Автобус в город отправлялся через полчаса.
– Хочешь мороженого? – предложил Митя, мучительно не знавший, как заполнить паузу.
– Хочу, – неожиданно просто и даже весело откликнулась Лена, и он облегченно умчался, перепрыгивая через лужи.
Лена, брошенная посреди площади, где разворачивались районные «газели» и областные «икарусы», закусила губу, но, посмотрев на Митю, который, как знак вопроса, заглядывал в ларек, невольно улыбнулась и покатила к нему.
Согнувшись перед низким окошком, за которым скучала невидимая продавщица, Митя сделал важное открытие: часть скованности порождалась их разным положением в пространстве. Он был высок, как жираф, Лена сидела, и всякий раз, когда он обращался к ней, ему приходилось наклоняться, что придавало самой незначительной фразе неловкую нарочитость.
Купив мороженое, он припарковал коляску к тротуару, а сам присел на бордюр. Их глаза оказались на одном уровне. И Митя, почти не смущаясь, стал рассказывать Лене о конкурсе на самый мятый червонец, о золотом зубе начальницы районо, о том, как он испугался деревни Кулебякино и от обиды забыл паспорт, а потом поехал неведомо куда, приняв оклик шофера Вовки за глас судьбы.

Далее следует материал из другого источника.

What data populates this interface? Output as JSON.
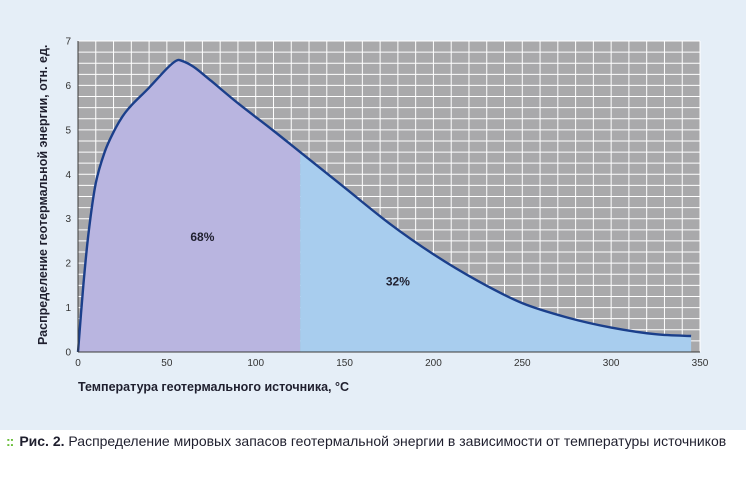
{
  "chart_data": {
    "type": "area",
    "xlabel": "Температура геотермального источника, °C",
    "ylabel": "Распределение геотермальной энергии, отн. ед.",
    "xlim": [
      0,
      350
    ],
    "ylim": [
      0,
      7
    ],
    "x_ticks": [
      0,
      50,
      100,
      150,
      200,
      250,
      300,
      350
    ],
    "y_ticks": [
      0,
      1,
      2,
      3,
      4,
      5,
      6,
      7
    ],
    "grid": true,
    "x": [
      0,
      3,
      6,
      10,
      15,
      20,
      25,
      30,
      40,
      50,
      55,
      58,
      65,
      75,
      90,
      110,
      125,
      150,
      175,
      200,
      225,
      250,
      275,
      300,
      325,
      345
    ],
    "y": [
      0,
      1.5,
      2.7,
      3.8,
      4.5,
      4.95,
      5.3,
      5.55,
      5.95,
      6.38,
      6.55,
      6.56,
      6.42,
      6.1,
      5.6,
      4.98,
      4.5,
      3.7,
      2.9,
      2.2,
      1.6,
      1.1,
      0.78,
      0.55,
      0.4,
      0.36
    ],
    "split_x": 125,
    "regions": [
      {
        "label": "68%",
        "color": "#b9b5e0",
        "label_x": 70,
        "label_y": 2.5
      },
      {
        "label": "32%",
        "color": "#a8cdee",
        "label_x": 180,
        "label_y": 1.5
      }
    ],
    "line_color": "#1b3f8b"
  },
  "caption": {
    "marker": "::",
    "lead": "Рис. 2.",
    "text": "Распределение мировых запасов геотермальной энергии в зависимости от температуры источников"
  }
}
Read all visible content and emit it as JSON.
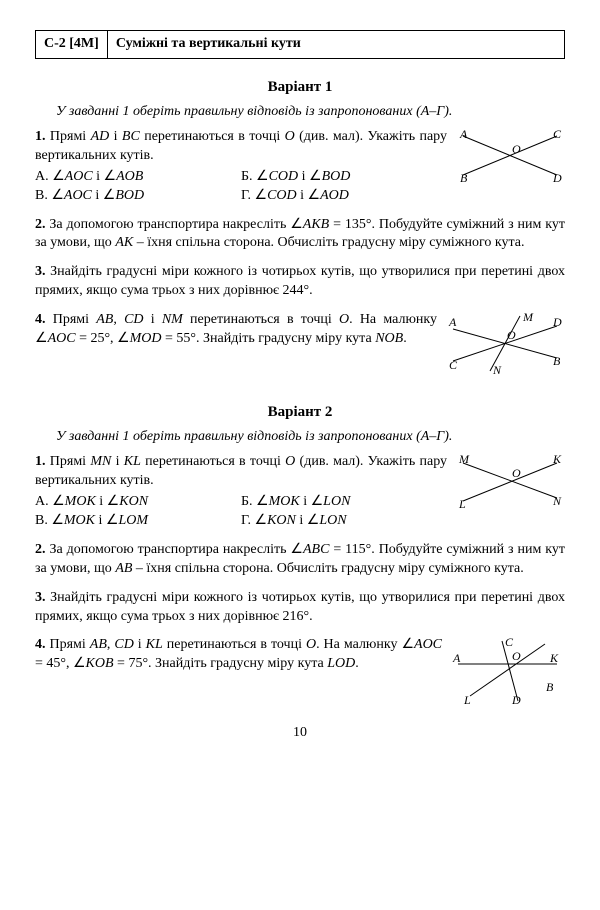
{
  "header": {
    "code": "С-2 [4М]",
    "title": "Суміжні та вертикальні кути"
  },
  "variant1": {
    "title": "Варіант 1",
    "instruction": "У завданні 1 оберіть правильну відповідь із запропонованих (А–Г).",
    "p1": {
      "num": "1.",
      "text": "Прямі <i>AD</i> і <i>BC</i> перетинаються в точці <i>O</i> (див. мал). Укажіть пару вертикальних кутів.",
      "optA": "А. ∠<i>AOC</i> і ∠<i>AOB</i>",
      "optB": "Б. ∠<i>COD</i> і ∠<i>BOD</i>",
      "optV": "В. ∠<i>AOC</i> і ∠<i>BOD</i>",
      "optG": "Г. ∠<i>COD</i> і ∠<i>AOD</i>",
      "fig": {
        "A": "A",
        "B": "B",
        "C": "C",
        "D": "D",
        "O": "O"
      }
    },
    "p2": {
      "num": "2.",
      "text": "За допомогою транспортира накресліть ∠<i>AKB</i> = 135°. Побудуйте суміжний з ним кут за умови, що <i>AK</i> – їхня спільна сторона. Обчисліть градусну міру суміжного кута."
    },
    "p3": {
      "num": "3.",
      "text": "Знайдіть градусні міри кожного із чотирьох кутів, що утворилися при перетині двох прямих, якщо сума трьох з них дорівнює 244°."
    },
    "p4": {
      "num": "4.",
      "text": "Прямі <i>AB</i>, <i>CD</i> і <i>NM</i> перетинаються в точці <i>O</i>. На малюнку ∠<i>AOC</i> = 25°, ∠<i>MOD</i> = 55°. Знайдіть градусну міру кута <i>NOB</i>.",
      "fig": {
        "A": "A",
        "B": "B",
        "C": "C",
        "D": "D",
        "M": "M",
        "N": "N",
        "O": "O"
      }
    }
  },
  "variant2": {
    "title": "Варіант 2",
    "instruction": "У завданні 1 оберіть правильну відповідь із запропонованих (А–Г).",
    "p1": {
      "num": "1.",
      "text": "Прямі <i>MN</i> і <i>KL</i> перетинаються в точці <i>O</i> (див. мал). Укажіть пару вертикальних кутів.",
      "optA": "А. ∠<i>MOK</i> і ∠<i>KON</i>",
      "optB": "Б. ∠<i>MOK</i> і ∠<i>LON</i>",
      "optV": "В. ∠<i>MOK</i> і ∠<i>LOM</i>",
      "optG": "Г. ∠<i>KON</i> і ∠<i>LON</i>",
      "fig": {
        "M": "M",
        "K": "K",
        "L": "L",
        "N": "N",
        "O": "O"
      }
    },
    "p2": {
      "num": "2.",
      "text": "За допомогою транспортира накресліть ∠<i>ABC</i> = 115°. Побудуйте суміжний з ним кут за умови, що <i>AB</i> – їхня спільна сторона. Обчисліть градусну міру суміжного кута."
    },
    "p3": {
      "num": "3.",
      "text": "Знайдіть градусні міри кожного із чотирьох кутів, що утворилися при перетині двох прямих, якщо сума трьох з них дорівнює 216°."
    },
    "p4": {
      "num": "4.",
      "text": "Прямі <i>AB</i>, <i>CD</i> і <i>KL</i> перетинаються в точці <i>O</i>. На малюнку ∠<i>AOC</i> = 45°, ∠<i>KOB</i> = 75°. Знайдіть градусну міру кута <i>LOD</i>.",
      "fig": {
        "A": "A",
        "B": "B",
        "C": "C",
        "D": "D",
        "K": "K",
        "L": "L",
        "O": "O"
      }
    }
  },
  "page_number": "10"
}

Лена смеялась, у Мити горели кончики ушей, и сердце дрожало, как жаворонок в небе. Он всегда страшно волновался, разговаривая с девушками. Даже с архивными мышками у них на кафедре, которые из года в год смиренно грызли не гранит науки, а сухую корочку чужих цитат, и носили шерстяные юбки доисторического покроя.
Подъехал их автобус. Когда Митя с Леной на руках осторожно протискивался через проход к своему месту, маленький мальчик пронзительно, на весь салон, закричал:
– Мама! Лилипутка! Они в цирк выступать едут?
Митя вздрогнул и инстинктивно закрыл Лену собой, будто в нее бросили камень.
– Да ладно тебе, не дергайся, – спокойно сказала она. – Я всю жизнь это слышу. Привыкла.
Она отвернулась к окну, Митя, пережив очередную схватку с коляской, плюхнулся рядом, но разговор распался, и они сидели каждый в своем молчании. Автобус тронулся, зашуршав колесами по асфальту. Тонкие руки придорожной ивы скользнули по стеклу с какой-то обреченной, прощальной лаской.